New year, new me. That’s how the saying goes, right?

I prefer “new year, better me”.

I’m only six months shy of my 21st birthday (barely an adult, to be honest). I don’t know what I’m doing with my life or where I’m going with my career, and I definitely don’t know what I’m going to do after my studies – but I already know who I am. And I want to work towards a better, not different, version of myself.

I often take for granted the people in my life by assuming that they’ll always be there. But life is unpredictable, and there really is no guarantee that someone here today will still be with me tomorrow. I need to tell people that I appreciate them more often, that I’m grateful for their presence in my life.

I’ve changed a lot since I was a child. All throughout primary and high school, I’ve had trouble focusing and staying calm. I was the hyperactive nightmare student who couldn’t sit still during class and who couldn’t stay silent for longer than minutes at a time. During my final year of school, it took a heavy toll on me both mentally and physically as the stress and the struggle to study threatened to overwhelm me. It felt like it was the end of the world at the time, but looking back at it now – I have no regrets about easing off on the study. I may not have gotten as high a score as I wanted but my mental health was far more important. As I tell anyone going through those final years that asks me, there are always other pathways to get to where you want to be. As I’ve gotten older, I’ve been able to slow myself down and it has honestly allowed me to enjoy everything that much more. I’ve become a better listener, my patience is no longer nonexistent, and I’m happier overall as a result. To improve on this can only make me happier.
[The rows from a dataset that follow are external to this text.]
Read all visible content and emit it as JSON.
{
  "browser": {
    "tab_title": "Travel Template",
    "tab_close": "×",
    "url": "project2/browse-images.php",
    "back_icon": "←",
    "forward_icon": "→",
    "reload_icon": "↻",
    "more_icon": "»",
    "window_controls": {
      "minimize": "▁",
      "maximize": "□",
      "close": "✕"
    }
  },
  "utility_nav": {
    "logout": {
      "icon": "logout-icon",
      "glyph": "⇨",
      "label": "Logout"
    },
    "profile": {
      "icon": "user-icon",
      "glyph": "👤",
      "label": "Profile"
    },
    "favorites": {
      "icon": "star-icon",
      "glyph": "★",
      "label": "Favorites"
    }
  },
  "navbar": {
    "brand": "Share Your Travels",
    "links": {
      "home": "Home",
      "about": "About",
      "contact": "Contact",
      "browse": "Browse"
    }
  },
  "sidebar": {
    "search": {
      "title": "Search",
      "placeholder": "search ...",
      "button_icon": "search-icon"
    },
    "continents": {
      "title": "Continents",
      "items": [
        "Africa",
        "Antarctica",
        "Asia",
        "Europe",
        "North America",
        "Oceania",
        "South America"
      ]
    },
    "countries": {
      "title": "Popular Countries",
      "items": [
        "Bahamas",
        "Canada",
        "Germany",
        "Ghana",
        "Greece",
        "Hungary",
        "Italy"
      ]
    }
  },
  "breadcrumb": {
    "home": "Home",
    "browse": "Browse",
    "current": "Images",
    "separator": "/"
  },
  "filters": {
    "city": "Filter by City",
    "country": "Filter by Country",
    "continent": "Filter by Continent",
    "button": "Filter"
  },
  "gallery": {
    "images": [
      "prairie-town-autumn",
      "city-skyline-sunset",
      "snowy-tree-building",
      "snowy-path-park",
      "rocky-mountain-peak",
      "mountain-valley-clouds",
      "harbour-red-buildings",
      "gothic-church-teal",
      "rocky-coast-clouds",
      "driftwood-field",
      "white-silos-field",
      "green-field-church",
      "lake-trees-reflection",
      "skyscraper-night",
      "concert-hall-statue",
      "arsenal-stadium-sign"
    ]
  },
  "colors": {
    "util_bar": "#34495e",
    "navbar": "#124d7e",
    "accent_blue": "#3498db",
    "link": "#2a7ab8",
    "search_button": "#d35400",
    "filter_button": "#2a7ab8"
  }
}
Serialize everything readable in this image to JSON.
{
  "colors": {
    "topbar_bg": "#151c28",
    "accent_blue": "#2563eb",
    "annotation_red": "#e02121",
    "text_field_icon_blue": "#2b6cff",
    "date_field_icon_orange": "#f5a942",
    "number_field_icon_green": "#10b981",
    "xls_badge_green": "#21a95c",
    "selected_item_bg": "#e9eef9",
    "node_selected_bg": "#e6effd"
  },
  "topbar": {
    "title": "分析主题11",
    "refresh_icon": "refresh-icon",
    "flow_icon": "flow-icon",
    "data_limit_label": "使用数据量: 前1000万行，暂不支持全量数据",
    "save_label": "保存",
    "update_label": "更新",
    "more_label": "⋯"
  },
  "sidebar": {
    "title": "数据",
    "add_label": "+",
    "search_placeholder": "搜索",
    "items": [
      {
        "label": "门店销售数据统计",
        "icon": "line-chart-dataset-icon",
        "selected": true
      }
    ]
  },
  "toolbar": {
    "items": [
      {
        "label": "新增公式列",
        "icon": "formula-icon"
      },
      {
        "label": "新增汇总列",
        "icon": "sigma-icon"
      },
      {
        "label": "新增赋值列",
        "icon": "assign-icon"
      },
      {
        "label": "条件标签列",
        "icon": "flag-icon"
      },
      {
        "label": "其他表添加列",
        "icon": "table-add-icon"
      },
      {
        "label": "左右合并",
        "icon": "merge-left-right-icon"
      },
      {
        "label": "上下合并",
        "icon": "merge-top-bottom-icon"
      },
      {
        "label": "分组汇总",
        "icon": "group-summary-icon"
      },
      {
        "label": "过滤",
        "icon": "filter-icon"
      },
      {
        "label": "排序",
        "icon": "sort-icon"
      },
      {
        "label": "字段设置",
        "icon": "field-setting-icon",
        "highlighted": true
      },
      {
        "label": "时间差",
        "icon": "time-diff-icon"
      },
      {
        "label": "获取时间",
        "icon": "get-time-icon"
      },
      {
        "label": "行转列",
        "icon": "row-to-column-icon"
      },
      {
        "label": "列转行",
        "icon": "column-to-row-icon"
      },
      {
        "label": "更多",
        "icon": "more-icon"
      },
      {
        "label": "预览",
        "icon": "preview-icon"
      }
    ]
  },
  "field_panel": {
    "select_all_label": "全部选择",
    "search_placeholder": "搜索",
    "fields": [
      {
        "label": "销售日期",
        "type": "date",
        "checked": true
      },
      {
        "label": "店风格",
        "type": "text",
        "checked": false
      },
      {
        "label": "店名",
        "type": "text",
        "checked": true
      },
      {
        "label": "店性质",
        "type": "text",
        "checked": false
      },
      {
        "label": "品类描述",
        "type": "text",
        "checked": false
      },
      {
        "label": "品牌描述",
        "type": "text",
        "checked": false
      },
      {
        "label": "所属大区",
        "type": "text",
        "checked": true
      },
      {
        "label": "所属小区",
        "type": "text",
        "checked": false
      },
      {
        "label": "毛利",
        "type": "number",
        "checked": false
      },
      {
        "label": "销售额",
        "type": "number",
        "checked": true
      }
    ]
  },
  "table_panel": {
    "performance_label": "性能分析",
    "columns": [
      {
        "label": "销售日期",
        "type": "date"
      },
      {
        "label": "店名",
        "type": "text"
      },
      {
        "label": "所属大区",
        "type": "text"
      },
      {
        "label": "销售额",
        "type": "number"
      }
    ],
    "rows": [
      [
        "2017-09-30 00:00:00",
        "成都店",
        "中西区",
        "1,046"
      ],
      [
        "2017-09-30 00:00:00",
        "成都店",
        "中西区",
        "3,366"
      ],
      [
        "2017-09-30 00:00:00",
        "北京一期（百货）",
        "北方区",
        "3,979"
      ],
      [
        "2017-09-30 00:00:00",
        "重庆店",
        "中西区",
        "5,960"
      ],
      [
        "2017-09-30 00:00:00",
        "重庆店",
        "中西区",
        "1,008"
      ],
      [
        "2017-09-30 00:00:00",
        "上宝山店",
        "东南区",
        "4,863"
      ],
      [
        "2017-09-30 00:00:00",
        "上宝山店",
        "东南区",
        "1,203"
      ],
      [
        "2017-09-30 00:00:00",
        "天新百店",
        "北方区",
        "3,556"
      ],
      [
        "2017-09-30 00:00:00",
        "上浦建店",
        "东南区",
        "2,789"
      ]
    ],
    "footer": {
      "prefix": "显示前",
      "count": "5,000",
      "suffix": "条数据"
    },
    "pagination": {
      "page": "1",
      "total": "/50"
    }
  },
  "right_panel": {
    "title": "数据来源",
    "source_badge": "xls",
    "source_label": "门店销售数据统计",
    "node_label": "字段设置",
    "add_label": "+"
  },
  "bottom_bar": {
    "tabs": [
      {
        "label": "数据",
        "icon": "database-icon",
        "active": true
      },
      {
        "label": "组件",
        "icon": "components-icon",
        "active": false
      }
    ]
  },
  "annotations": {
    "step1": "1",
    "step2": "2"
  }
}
I want to spend this year doing more things, being more adventurous, more spontaneous. The tail end of the last year was a good one and I’m looking forward to adding to those memories.

I’ve even worked on my fear of deep water. Kinda, sorta. I willingly climbed into a swimming pool last week. Although, I could see the bottom of the pool so it didn’t bother me much. It was a lot different from 8th grade camp where I panicked in the middle of the lake and nearly drowned myself as a result. Hopefully, the summer heat will encourage me to venture out to the beach where I can work on this ridiculous terror.

Stressed, exhausted, sleep deprived… this has been a looong week. Juggling two retail jobs over the Christmas break/November-December period was quite possibly not the smartest idea. Quite a number of customers get worse and worse as the holiday nears, yet all I can do is continue to smile and shoulder through it.

But, it has been a learning experience overall.

Those 7th grade Info Tech classes way back when where I was taught how to plug things into excel spreadsheets and create functions and automated functions and whatnot finally came in handy today as I made a spreadsheet to track my daily and monthly savings/spendings (now that’s what I call procrastinating productively).

I’m surprised I even remember how after all this time.

I had let go of all the fears, worries, and doubts holding me back from my relationship around eight months ago. I left it all behind as I stepped into the new year. New year, new me – isn’t that what everyone says?

I put myself into a glass cage that dangles over the middle of the ocean, and willingly gave the hammer to the only person who can shatter it, idly hoping that they wouldn’t. I don’t love easily, and when I do, I love deeply and I love fully. Of course, at times it’s so fucking terrifying because no one wants their heart broken. I can see a future. If it turns out that I’m the only one, well those eight months ago I decided that this potato of mine was worth the possible heartbreak.

And hey, it’s better to have loved and lost then never to have loved at all right?